You could say the Korean entertainment industry was trying to avoid the scandalised reputation of Hollywood. It has worked hard to project a clean image, with K-pop artistes typically subjected to a clause in their contract that forbids them from dating in the years following their debut.
For many years, it worked.
Today, even after artistes like Seungri, iKON’s BI, singer and variety show star Jung Joon-young, and Choi Jong-hoon of FT Island have admitted to or been implicated in vile crimes, there are fans who are aggressively protecting them, accusing messengers of ruining idols’ careers.
In March, the reporter who broke the news about Burning Sun posted a message on Instagram suggesting he was receiving threats and could be in danger. A Twitter fansite, which has amassed more than 100,000 followers for its work translating Korean entertainment reports, wrote last week that it had been receiving profanity-laden messages accusing it of fake news.
“Did you know that because of you my world has fallen? F*** you, you fame w**** bitch,” was one message that was screenshotted and posted on Twitter.
DON’T LOOK PAST THEIR CRIMES
I’m a BIGBANG fan, who are called VIPs, in my thirties. Before my ears can no longer put up with the loud music and pyrotechnics, I would like, at least once, to see the five of them onstage again.
This sort of longing applies to just about any fandom.
Your favourite group in your youth will always be your favourite group, which explains why The Backstreet “Men” perform in Singapore to packed crowds almost every year and why many of my friends have flown to London to watch the Spice Girls (even without Victoria).
When the group goes on indefinite hiatus or splits, you’re heartbroken - that’s not hyperbole because it’s a fact that music touches hearts.
BIGBANG co-produced their music and wrote their own lyrics, turning out a fresh experimental sound that was part K-pop, and part hip hop and R&B. They pushed the boundaries of the Korean and English languages, which made for stunning rap. In an arena of hyper-synchronised, lip-syncing and uniformed 10-member groups, they stood out.

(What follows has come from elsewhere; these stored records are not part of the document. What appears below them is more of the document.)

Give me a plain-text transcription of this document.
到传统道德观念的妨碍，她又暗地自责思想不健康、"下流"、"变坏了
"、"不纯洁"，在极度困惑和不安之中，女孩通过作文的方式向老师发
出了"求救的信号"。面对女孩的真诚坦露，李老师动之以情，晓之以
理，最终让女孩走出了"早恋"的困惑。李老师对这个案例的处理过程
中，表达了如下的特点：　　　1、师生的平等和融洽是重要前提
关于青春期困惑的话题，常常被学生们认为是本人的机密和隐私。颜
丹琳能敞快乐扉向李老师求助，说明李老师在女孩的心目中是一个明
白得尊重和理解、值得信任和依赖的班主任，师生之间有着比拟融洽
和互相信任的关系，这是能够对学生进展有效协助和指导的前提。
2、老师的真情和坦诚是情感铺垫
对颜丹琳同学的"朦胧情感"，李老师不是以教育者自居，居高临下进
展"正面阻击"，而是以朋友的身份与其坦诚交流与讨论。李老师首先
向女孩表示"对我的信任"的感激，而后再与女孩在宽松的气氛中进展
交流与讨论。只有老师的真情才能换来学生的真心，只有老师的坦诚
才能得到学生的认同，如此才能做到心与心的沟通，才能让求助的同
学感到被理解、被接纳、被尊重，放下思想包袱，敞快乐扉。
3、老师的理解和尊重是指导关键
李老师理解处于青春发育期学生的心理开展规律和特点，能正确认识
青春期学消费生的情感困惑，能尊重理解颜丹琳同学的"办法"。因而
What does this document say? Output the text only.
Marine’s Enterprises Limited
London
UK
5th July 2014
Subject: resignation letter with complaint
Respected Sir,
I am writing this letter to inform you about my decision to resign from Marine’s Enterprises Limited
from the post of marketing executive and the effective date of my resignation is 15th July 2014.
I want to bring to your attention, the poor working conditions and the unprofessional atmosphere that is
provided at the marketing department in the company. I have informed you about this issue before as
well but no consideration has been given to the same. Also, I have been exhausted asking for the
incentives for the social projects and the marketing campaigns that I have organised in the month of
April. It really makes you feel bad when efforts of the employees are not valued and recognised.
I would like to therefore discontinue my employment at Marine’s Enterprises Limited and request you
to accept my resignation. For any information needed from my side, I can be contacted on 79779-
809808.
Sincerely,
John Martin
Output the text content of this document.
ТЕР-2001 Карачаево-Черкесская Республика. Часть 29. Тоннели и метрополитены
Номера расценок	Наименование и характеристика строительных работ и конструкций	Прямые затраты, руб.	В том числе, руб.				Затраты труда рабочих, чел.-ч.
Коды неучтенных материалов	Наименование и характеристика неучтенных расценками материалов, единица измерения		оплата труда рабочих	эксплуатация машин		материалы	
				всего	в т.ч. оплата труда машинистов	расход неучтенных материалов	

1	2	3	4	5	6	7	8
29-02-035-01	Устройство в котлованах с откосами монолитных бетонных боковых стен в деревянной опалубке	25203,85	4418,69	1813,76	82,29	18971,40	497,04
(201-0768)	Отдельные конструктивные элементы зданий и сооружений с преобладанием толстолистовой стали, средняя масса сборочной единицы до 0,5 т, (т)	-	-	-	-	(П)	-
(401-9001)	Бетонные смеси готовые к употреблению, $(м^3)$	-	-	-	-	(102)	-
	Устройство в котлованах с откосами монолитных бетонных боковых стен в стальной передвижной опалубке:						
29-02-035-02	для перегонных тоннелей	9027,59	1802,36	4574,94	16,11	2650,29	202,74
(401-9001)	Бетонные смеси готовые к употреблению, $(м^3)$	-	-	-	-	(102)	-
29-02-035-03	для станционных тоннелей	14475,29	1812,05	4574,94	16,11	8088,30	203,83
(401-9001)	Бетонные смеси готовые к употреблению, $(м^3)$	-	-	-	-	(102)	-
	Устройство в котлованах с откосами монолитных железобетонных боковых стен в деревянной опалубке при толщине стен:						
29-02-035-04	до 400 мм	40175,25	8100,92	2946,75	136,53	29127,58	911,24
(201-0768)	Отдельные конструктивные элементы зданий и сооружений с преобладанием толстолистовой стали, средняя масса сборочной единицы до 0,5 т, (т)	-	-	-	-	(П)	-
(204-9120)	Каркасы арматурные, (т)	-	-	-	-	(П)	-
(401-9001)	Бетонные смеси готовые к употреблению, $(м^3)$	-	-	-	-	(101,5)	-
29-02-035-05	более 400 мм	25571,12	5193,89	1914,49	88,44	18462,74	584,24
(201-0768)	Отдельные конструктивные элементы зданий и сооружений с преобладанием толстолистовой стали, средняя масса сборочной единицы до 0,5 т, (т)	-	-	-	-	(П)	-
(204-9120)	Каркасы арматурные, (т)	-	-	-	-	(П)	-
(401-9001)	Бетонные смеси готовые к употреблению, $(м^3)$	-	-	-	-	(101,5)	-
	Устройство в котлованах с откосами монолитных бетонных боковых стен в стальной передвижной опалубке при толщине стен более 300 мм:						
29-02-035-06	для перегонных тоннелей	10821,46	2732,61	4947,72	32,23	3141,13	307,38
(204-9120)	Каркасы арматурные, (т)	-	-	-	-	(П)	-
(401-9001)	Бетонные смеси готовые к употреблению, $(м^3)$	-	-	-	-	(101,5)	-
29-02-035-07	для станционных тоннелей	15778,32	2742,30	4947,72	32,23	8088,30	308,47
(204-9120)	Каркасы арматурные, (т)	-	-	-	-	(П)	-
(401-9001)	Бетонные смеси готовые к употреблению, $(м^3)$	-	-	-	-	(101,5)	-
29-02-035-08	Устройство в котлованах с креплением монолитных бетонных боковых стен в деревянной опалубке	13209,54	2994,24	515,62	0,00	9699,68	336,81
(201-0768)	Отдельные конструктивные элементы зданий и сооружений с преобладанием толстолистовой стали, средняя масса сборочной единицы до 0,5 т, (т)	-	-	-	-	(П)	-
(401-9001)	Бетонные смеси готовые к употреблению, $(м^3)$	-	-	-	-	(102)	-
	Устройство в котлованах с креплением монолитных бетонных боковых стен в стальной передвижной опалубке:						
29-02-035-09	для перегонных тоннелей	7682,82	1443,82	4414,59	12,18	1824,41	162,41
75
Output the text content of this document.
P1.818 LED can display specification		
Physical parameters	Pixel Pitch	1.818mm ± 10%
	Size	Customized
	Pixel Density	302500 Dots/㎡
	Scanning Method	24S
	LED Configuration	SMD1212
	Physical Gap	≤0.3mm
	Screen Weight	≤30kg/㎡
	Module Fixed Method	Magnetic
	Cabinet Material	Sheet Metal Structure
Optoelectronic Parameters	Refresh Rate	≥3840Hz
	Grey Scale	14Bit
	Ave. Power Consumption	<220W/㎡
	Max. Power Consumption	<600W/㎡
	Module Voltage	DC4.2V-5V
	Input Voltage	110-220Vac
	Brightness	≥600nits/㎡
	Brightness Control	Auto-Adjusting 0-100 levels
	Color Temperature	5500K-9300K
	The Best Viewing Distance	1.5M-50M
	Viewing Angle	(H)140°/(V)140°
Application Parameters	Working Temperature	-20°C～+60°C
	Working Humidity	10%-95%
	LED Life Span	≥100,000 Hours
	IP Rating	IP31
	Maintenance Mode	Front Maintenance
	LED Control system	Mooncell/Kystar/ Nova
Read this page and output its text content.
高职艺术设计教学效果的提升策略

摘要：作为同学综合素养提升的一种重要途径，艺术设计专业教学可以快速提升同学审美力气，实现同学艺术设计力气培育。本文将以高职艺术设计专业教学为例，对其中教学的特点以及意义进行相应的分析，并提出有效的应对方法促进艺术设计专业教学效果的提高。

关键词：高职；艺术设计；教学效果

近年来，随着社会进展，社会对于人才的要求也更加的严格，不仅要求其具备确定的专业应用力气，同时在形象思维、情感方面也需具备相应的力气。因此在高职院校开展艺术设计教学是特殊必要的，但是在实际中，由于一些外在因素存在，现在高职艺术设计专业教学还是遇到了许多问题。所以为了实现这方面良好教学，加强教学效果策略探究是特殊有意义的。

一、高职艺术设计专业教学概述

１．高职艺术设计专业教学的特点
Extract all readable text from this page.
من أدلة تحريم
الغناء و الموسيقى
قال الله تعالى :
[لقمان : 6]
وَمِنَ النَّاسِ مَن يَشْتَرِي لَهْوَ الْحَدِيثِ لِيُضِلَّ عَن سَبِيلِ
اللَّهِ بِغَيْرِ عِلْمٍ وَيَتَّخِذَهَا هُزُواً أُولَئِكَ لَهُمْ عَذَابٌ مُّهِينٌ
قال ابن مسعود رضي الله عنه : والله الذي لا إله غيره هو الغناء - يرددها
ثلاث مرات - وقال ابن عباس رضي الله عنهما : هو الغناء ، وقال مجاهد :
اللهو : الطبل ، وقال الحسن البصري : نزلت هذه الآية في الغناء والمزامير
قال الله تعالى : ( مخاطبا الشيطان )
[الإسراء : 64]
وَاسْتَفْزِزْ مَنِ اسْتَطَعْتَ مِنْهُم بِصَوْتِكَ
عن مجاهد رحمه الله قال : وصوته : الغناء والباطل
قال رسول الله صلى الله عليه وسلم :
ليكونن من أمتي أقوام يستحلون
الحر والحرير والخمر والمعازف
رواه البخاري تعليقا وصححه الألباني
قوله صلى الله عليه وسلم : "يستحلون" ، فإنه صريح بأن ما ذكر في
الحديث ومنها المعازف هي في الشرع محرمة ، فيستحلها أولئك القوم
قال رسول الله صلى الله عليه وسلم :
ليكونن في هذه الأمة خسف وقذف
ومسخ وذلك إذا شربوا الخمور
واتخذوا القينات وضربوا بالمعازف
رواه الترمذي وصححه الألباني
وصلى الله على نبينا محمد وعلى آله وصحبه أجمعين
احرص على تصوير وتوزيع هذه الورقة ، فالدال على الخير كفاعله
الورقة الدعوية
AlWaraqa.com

Among the top-shelf groups, BIGBANG was also the least active in non-music activities, including those laugh-a-minute variety programmes that regularly feature stars in seemingly candid situations.
It is an indication, that unlike the likes of Super Junior and Girl’s Generation, BIGBANG just wanted to be known for their music.
And that is the whole point. Fandom can only be about the performance.
Thanks to modern technology, the best of BIGBANG, and really any other performer out there, has been immortalised on platforms such as YouTube and Spotify. As a fan, and more so as a woman, I can’t ask for much else and certainly not for the artistes to be acquitted and be allowed to go back to regular programming, as if nothing happened.
The fact remains that if Seungri is proven to be guilty of all or any of the vile crimes he is suspected of, he is complicit in the molka epidemic and not the cute, misunderstood maknae.
I can’t look past that. Neither should anybody.
YG Entertainment named a new CEO on Thursday and Hwang Bo-kyung is probably the first woman ever to head a large K-pop agency. In light of the guts of the Korean entertainment scene being ripped out and put to dry, the Korean media landscape appears to be changing.
So should fans.
Hidayah Salamat is an editor at CNA Digital News.